In April 2009, all business activities were restructured and the new parent company for the group became Sapinda Holding BV, founded that same year in Amsterdam. The Group now has offices in several countries and employs a team of more than 80 employees worldwide. Sapinda Holding BV combines investments in agriculture and food processing with mining/raw materials, oil and gas extraction and production, in both public and private companies. It also holds stakes in the media, technology and real estate sectors. In February 2018 Sapinda acquired luxury brand La Perla.

Together with Carl Heinrich Bruhn, Lars Windhorst set up Amatheon Agri to give Sapinda Holding BV exposure to the African agricultural sector, according to German news magazine Der Spiegel. In an interview, Windhorst stated the Sapinda business organised investments amounting to around €3.5 billion between 2009 and 2012, including loans for companies like Air Berlin and Infineon. Sapinda's partners include management consultant Roland Berger, its advisory board being managed by Hubertus von Grünberg, who is also Chairman of Swedish-swiss corporation ABB Ltd.

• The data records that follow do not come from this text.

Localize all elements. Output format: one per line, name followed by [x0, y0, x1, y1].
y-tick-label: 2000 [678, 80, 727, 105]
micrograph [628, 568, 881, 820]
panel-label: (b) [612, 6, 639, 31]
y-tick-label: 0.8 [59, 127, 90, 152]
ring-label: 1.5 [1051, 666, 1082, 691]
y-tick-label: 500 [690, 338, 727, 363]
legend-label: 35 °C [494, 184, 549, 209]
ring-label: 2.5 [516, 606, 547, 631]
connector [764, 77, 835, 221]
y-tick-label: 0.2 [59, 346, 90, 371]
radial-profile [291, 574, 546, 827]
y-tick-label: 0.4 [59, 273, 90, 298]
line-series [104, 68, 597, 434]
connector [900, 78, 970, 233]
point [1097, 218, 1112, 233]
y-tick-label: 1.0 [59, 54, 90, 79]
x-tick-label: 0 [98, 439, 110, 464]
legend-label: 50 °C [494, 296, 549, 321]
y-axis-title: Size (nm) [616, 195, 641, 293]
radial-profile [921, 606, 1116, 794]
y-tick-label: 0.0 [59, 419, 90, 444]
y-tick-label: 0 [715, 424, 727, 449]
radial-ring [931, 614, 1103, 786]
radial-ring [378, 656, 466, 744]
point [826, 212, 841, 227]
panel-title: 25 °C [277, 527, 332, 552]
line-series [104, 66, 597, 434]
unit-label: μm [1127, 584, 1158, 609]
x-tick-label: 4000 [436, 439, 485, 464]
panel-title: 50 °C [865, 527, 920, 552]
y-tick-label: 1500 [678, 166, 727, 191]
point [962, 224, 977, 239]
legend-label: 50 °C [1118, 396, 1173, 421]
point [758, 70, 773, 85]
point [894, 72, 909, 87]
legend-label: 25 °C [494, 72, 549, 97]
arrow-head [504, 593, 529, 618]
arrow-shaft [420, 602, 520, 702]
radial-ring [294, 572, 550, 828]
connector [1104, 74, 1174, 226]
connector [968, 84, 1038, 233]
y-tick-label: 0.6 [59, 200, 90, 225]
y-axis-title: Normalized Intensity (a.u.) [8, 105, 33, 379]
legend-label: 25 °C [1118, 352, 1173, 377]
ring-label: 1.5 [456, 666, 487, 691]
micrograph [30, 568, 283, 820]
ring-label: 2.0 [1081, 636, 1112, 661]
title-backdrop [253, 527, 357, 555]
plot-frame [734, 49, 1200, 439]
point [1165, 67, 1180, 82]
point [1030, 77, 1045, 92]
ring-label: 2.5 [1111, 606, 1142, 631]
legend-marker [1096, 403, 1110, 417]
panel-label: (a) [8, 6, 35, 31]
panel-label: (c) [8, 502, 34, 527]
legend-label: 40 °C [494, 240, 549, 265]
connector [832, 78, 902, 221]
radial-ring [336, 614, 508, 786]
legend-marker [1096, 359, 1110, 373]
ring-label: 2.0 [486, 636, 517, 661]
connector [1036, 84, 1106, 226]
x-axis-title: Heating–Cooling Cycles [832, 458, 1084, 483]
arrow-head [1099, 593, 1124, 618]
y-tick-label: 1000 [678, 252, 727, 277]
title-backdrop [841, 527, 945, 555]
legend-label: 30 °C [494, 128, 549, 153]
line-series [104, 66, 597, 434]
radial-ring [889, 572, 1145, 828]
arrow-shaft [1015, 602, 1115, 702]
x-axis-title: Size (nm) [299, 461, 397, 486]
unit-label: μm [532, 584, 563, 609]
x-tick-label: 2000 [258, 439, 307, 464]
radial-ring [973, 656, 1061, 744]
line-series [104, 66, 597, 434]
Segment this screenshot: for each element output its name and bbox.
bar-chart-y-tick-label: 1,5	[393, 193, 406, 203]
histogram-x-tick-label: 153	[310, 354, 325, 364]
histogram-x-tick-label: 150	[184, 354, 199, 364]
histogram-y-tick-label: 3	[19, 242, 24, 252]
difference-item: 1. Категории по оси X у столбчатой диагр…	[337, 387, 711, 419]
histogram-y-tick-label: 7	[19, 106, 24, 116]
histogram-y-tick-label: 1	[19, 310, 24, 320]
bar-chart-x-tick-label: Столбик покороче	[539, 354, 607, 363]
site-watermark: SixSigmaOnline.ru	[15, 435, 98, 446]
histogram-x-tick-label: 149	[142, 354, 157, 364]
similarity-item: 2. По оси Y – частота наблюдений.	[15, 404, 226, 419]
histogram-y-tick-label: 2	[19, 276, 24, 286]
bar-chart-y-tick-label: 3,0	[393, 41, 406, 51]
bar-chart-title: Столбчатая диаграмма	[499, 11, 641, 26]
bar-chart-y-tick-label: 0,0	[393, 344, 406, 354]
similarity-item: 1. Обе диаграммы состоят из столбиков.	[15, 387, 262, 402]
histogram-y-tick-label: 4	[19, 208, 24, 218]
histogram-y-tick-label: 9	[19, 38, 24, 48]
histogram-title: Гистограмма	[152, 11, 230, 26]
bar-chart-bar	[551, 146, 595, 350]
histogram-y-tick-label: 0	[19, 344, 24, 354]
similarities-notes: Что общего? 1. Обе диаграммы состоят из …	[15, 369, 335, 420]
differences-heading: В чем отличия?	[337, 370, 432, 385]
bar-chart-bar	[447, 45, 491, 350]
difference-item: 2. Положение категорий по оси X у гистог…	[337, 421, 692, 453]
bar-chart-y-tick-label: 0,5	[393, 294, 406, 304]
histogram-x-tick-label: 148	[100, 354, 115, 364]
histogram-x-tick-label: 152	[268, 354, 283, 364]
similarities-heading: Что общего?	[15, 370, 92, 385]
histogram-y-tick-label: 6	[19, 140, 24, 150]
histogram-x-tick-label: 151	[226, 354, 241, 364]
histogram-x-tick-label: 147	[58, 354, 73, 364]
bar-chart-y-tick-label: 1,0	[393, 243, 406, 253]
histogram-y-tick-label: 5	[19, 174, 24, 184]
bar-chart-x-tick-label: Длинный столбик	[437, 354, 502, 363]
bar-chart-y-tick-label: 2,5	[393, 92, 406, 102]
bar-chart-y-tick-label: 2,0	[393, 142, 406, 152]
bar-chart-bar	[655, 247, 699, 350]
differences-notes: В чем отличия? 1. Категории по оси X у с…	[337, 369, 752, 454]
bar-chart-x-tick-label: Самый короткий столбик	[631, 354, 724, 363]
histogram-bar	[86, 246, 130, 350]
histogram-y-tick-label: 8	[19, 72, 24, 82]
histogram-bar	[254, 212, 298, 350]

In May, 2019, Sapinda Holding BV changed its name to Tennor (Tennor Holding B.V.).

==Lawsuits==
Windhorst filed for personal bankruptcy in the summer of 2007. According to an article in German news magazine Focus from 3 September 2007, the lawsuit against him presented by his joint creditor, Ulrich Marseille, was rejected by the German Federal Court of Justice in August, meaning Windhorst's debts were cleared.

The Public Prosecutor in Berlin pressed charges against Windhorst for fraud, breach of trust, embezzlement and several counts of insolvency offences in 2009. Windhorst's breach of trust involved transferring €800,000 of personal funds into one of his alternative accounts. After a plea bargain, prosecutors agreed to drop the fraud charges if he paid a fine of €1 million, repaid €2.5 million to his alleged victim and admitted a breach of trust offence, for which he was given a one-year probation period. At proceedings commencing on 18 December 2009, these charges were discontinued, and the amount was paid back.

In 2010, Windhorst also faced a civil suit by Alki Partners, an American hedge fund, which filed papers in a Manhattan court alleging that he and others took part in a "fraudulent scheme" to "manipulate" the share price of Remote DX, a US company. The complaint was dismissed later that year.

==Philanthropy==
Windhorst is a founding patron of the Serpentine Sackler Gallery and member of the Council of Trustees of the Serpentine Gallery in London. Since 2014, he has supported the C/O-Gallery in Berlin, a private museum specialising in photographic-art, acting as a "Patron".

Windhorst purchased part of the Christo and Jeanne-Claude collection, including documents and objects (such as scaffolding) involved in the 1995 Reichstag "wrapping". In November 2015, Norbert Lammert, President of the Bundestag, and the artist Christo opened an exhibition displaying 400 original drawings and sketches of the wrapping after Windhorst donated the works to the Bundestag until 2035.

From 2002 to 2012, Windhorst served as board of trustees of the Mentor Foundation, and collaborates with the Ein Herz für Kinder foundation.

== Hertha BSC ==

In June 2019, Windhorst bought stakes of Bundesliga side Hertha BSC. In all, Windhorst has invested €374mn in Hertha since 2019, but has since agreed to sell his 64.7 per cent stake. In September 2022 the Financial Times revealed that Windhorst had commissioned Israeli private intelligence company Shibumi Strategy to orchestrate a campaign against Hertha’s then-president Werner Gegenbauer.